The next day, as Ifrit and Shiva are casting Fira and Blizzara on sluggish monsters along the edges of the horizon, Rob asks them, "Sodoyoujustkillmonstersonsight?"
Once I realize what he's asking, my chest wraps into a big bundled ball around my heart. Why do I feel so horribly uncomfortable? My feelings for Shiva are just scraping the surface of how complex this whole shit gets; and I'm not ready for more maddening feelings. Not yet.
He's right, though. "Shiva, Ifrit," I start. "Mindlessly killing monsters is wrong."
"They're lesser life forms then us," Ifrit shouts, "and lesser than you!"
"Ifrit," Shiva murmurs.
Ifrit calms his roaring enthusiasm enough to look into me. And I look into him.
"Well, uhh," he mumbles.
"We can cool it for awhile," Shiva says. "But then we might become inundated with too many followers to protect you; are you ready to fight them yourself, if it comes to it?"
I chew the corner of my mouth. First of all, I cast Fire earlier; I was good to go. Ifrit just clobbered the echnida before it meant anything. Second, if we become "inundated," why not try to talk out our conflicts? And third, does she have no faith in me?—no hope I can protect myself?
She's just like Cecil.
How can I feel simultaneously attracted and pissed off? How horrible.

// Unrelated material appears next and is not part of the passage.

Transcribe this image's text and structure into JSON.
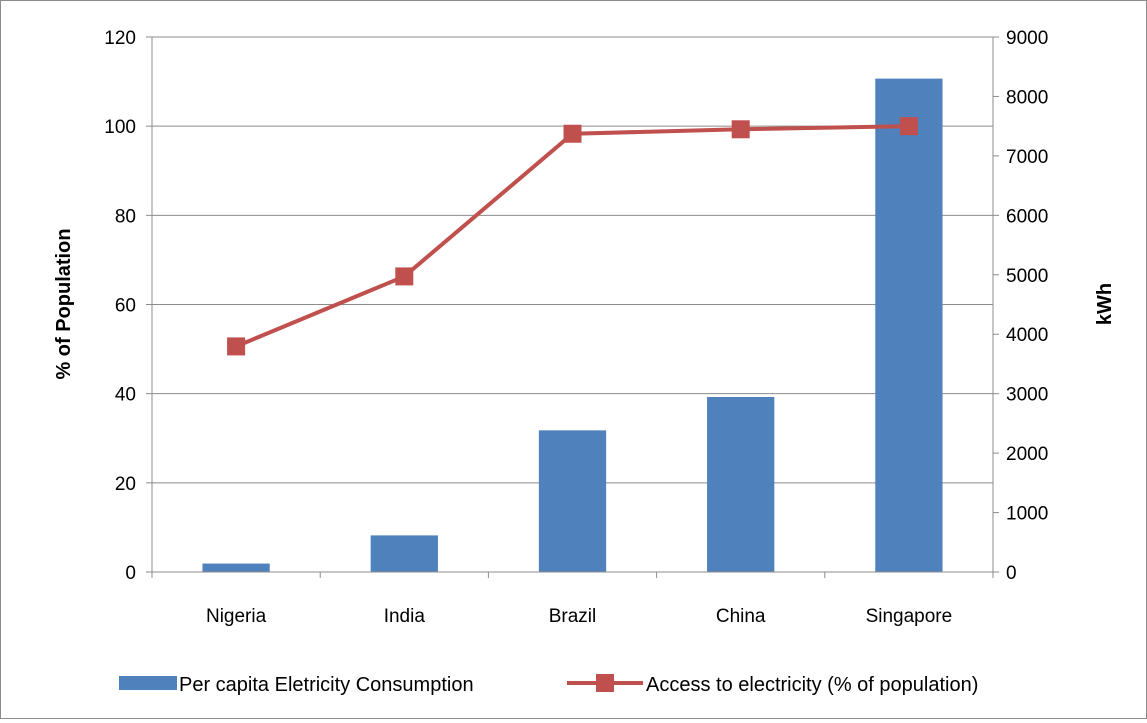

I'm not lucky enough to cast Shiva's warning off as paranoia, either. Hours later, closer to the glow of the Lava Sea—nearing the tightening tunnels of the Cave of Sylphs; struggling with hills of stone rising from the flatland—a cockatrice tests our meddle by casting Stone on my feet.
Two other cockatrices clack at Shiva and Ifrit as I panic at the creeping granite. Tiny yet measurable stones harden on my skin, inch by inch, while I try to cast Cure and Curaga to make the affliction disappear. Then my mind clears enough for me to try, "Esuna—," but the Stone spell creeps up to my shoulders, and I shrill.
Rob kicks one of the three cockatrices in the head and shouts, "AgainRydia, doitagain, don'tquitafteronetry—"
"Esuna...!" I choke.
I glance at Shiva. Can't she use white magic? Of course she can; except, she's busy channeling Curaja into Ifrit, who's staggering around in front of a cockatrice a quarter his size.
"Why—," I gasp, then I close my eyes. Don't complain. Don't fear. Just do.
The Stone shatters from my body into a pile of beautiful, glistening geodes, glittering with my sweat, crystals, and granite. Pumped by my success, I run at the cockatrice same as Ifrit would do. Then I pick up Rob, who squeals, "Ohyeahbringiton," and throw the Bomb at that awful little bird.
As Rob explodes on the cockatrice, I fear for a moment that I might've killed my friend.
Then Rob bursts out of the flames of his own body, rising like a phoenix, even smaller than before. At his current pint-size, I could carry him in one hand. His already zipping voice is an octave higher as he cries, "IRETURNGREATERTHANBEFORE."
The cockatrice blinks charred eyes. Though it survived, I'm not sure if it's thrilled with the situation, considering its bare of every feather. The other two cockatrices balk at their featherless companion, then hurry off into the flatland yonder.
Ifrit and Shiva both beam at me as I stand over the featherless cockatrice and growl, "I wanted to make friends. I wanted to talk out our conflicts. Then you tried to turn me into a geode."
"S-s-sorry," the cockatrice croaks.
"Iknowhowyoucanmakeituptoher," Rob says.
The cockatrice's beading eyes bug out. "H-h-how?"
"She'sasummonerofMist," Rob says.
Ifrit adds, "So she can summon you, if you let her."
My shadow casts over the cockatrice, even larger than I've already grown. I cross my arms.
"Y-y-yes," the cockatrice says. "Of c-c-course y-you can s-s-summon me whenev-ev-er."